10. Travel report: Egypt 03.12.2007 - 28.01.2008
Nuweiba - Dahab - Katherin - Suez - Kairo - Lybien Desert - Luxor - Assuan
By ferry across the Red Sea from Jordan to Nuweiba in Egypt is a fast and easy way to cross the border. In Dahab we were meeting Pius,s nephew Andreas. The first days we snorkelled the beautiful reefs admiring the colourful fish and coral. Afterwards cycling right across the rocky Sinai to Catherine Monastery with its biblical thornbush, climbing up Mount Sinai with a great view and experiencing the place where Moses did receive the 10 commandments, then crossing the Suez channel by tunnel (which especially got closed for the motorized traffic just for us 3 cyclists), all this made a good start for Andreas.

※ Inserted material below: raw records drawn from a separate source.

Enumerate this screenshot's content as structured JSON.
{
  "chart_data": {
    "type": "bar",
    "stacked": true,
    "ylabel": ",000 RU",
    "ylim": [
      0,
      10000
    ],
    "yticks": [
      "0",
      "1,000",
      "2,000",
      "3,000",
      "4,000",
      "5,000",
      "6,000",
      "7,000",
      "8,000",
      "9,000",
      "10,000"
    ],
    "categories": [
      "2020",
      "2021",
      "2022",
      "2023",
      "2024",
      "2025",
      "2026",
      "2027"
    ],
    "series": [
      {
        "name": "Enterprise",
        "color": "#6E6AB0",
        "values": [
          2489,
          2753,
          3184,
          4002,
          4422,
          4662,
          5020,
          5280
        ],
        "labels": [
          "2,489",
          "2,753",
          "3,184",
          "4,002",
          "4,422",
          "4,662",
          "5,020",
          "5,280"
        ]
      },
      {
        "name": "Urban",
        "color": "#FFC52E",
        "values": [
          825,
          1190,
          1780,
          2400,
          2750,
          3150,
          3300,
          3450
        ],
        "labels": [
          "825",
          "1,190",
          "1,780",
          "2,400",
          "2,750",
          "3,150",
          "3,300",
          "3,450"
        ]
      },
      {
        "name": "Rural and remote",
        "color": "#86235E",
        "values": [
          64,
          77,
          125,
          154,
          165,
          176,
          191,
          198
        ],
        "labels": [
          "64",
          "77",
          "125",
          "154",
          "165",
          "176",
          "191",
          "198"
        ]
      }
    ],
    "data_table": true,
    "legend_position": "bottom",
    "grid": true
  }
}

The last 100 km to Kairo were bad and dangerous for us, having to cycle on the motorway with heavy traffic. But Kairos chaotic traffic was a very enjoyable experience and the city offers a lot to get discovered.
With strong tailwind we started out of Kairo, passing the famous pyramides of Giza. The route through the desert was a good decision, because we were able to ride the bikes without getting escorted by the police, which would not have been possible along the Nile. After one and a half day of backwind and an average speed of 27 km/hr the wind turned and our speed came down to 14 km/hr, (this information for non cyclists, just to show what a big difference it makes from which direction the wind is blowing) and Andreas and Pius had to work hard for the left 1200 km.
Some stretches of the desert are boring, dull and flat. But other parts are very beautiful with hills, valleys, interrresting ironstones, sanddunes, sandseas. Especially the Black Desert with its black hills and the White Desert with its bizarre limestone rock formations are stunning - and the places we camped were dreamlike. And how great did it feel jumping into a hotspring pool in one of the Oasis and washing away all the sand of our body. It also was fantastic to sleep under myriads of sparkling stars, even so the temperature at night fell down to about 0 degrees. During the day it rose up to 25 degrees C. About every 70 - 100 km, at Ambulance Stations (where we always got offered some tea), Trainstations or Checkpoints, we were able to fill up water.
After 17 days of desert we reached the Nile valley, cycling along an irrigation channel with village life to be watched: like donkey charts, donkeys to ride on, donkeys loaded with whatever you can imagine, with farmers working the land by hand, and lots of laughing childeren shouting a friendly hello.
After visiting all the stunning and impressive sights like the Valley of the Kings with the Pharaohs tombs, or Temples of Karnak and Luxor, we asked the police for a permission to cycle individually to Assuan. Our wish was granted, and finally we only were escorted by the police (from Edfu to Assuan) for one day.
Together with Andreas we visited museums and admired the legendary Ramses II temple in Abu Simbel (built in 1274 - 1244 b.c.), which has been saved and moved to a higher place, when the Nasser dam was built. The saying good by to Andreas who is heading torwards home, was not easy, because we really enjoyed spending our time with him, beeing a great companion Now walk around the city, eat Koshari (the very typical egyptian food - a mixture of pasta, rice, lentils, cheackpeas, fried onions, topped with tomatoe sauce), drink Turkish coffee and fresh fruit- and sugarcane juice, chat with locals and travellers to get informations.
The Visa for Sudan and the ticket for the ferry are in our pockets now. So the weekly ferry will take us across the Nasser lake to Wadi Halfa in Sudan on Monday (28.1.08), and an other country we have not visited before is awaiting us.